There is a notable presence of women in the generation, which included the first to have a university education, such as María Goyri (overshadowed by the figure of her husband, Ramón Menéndez Pidal), Zenobia Camprubí (with a similar fate, together with her partner Juan Ramón), the educator María de Maeztu or the paradoxically opposed feminists Clara Campoamor and Victoria Kent. Others would stand out among Ortega's disciples, especially María Zambrano; although Ortega himself, with a very significant expression, attributed to a woman from a previous generation, Matilde Padrón, the condition of being the most intelligent woman he had ever known .

The integration of many authors in one or another generation is not very evident.
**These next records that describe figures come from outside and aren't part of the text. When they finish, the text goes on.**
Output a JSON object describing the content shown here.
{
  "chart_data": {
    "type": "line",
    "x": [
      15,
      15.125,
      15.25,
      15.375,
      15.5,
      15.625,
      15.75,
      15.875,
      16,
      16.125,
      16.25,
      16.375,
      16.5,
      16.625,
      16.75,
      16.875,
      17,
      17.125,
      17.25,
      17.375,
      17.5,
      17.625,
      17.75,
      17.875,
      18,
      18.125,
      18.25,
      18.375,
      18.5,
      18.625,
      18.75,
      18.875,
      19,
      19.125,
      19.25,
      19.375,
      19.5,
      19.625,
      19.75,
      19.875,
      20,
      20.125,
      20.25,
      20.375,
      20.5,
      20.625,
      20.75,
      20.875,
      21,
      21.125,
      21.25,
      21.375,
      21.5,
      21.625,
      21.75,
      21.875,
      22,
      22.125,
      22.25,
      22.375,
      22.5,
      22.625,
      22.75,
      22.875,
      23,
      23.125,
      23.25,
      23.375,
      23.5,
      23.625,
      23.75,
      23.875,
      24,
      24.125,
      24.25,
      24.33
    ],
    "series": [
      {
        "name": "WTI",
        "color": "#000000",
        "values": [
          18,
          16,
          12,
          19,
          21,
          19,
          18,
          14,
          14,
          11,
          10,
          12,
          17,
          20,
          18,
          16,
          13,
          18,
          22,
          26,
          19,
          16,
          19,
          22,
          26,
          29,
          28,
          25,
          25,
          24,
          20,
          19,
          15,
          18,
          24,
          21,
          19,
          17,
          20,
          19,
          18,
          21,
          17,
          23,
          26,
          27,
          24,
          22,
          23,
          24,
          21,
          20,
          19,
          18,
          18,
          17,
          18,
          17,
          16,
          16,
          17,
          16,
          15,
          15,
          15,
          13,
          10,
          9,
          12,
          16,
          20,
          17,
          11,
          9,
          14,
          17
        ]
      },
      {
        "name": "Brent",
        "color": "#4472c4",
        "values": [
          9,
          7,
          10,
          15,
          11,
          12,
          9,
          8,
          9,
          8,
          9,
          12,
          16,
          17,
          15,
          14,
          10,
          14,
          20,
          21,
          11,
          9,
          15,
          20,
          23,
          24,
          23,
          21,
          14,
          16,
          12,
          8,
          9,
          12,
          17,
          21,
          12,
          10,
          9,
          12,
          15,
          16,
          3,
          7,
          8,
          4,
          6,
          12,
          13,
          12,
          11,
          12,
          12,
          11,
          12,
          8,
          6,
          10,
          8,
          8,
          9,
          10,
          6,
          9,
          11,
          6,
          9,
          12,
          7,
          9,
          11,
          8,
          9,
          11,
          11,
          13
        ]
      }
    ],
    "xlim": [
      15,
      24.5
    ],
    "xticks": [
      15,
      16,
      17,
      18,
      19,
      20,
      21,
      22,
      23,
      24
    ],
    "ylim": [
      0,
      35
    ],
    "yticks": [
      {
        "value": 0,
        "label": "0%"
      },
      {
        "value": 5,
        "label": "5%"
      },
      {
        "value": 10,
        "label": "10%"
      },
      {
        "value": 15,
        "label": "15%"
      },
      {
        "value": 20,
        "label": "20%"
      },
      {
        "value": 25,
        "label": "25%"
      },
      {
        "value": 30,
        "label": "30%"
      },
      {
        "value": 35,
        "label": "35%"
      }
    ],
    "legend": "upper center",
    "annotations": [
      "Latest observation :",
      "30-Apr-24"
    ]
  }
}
Some, like José Bergamín, are generationally closer to 27 but are sometimes classified within the essayists' generation; while others, like León Felipe, even being close in age to the 14 group, are sometimes classified within the generation of poets.

Plastic artists

While noucentisme, as defined by D'Ors, has an explicit manifestation in the plastic arts (the so-called Mediterraneanism); The generation of 14 does not define a group of artists with a specific identity, beyond a generic avant-garde or a certain eclecticism, manifested in the founding exhibition of the avant-garde movement in Spain: La de la Sociedad of Iberian Artists in 1925. Although by age it would be appropriate to include Pablo Ruiz Picasso (born in 1881) in this generation, his artistic career far exceeds any framing. The artistic panorama of the first two decades of the century was presided over by painters from the previous century (Ramón Casas, Anglada Camarasa, Sorolla and Zuloaga); Contemporaries of the 14th century writers were the painters Juan Gris, Daniel Vázquez Díaz and José Gutiérrez Solana (Julio Romero de Torres and Josep Maria Sert were a few years older, less avant-garde, but much more successful at the time), as well as the sculptors Josep Clarà, Julio González and Pablo Gargallo. Artists with the greatest projection will belong to the next generation, already influenced by surrealism (Dalí, Miró).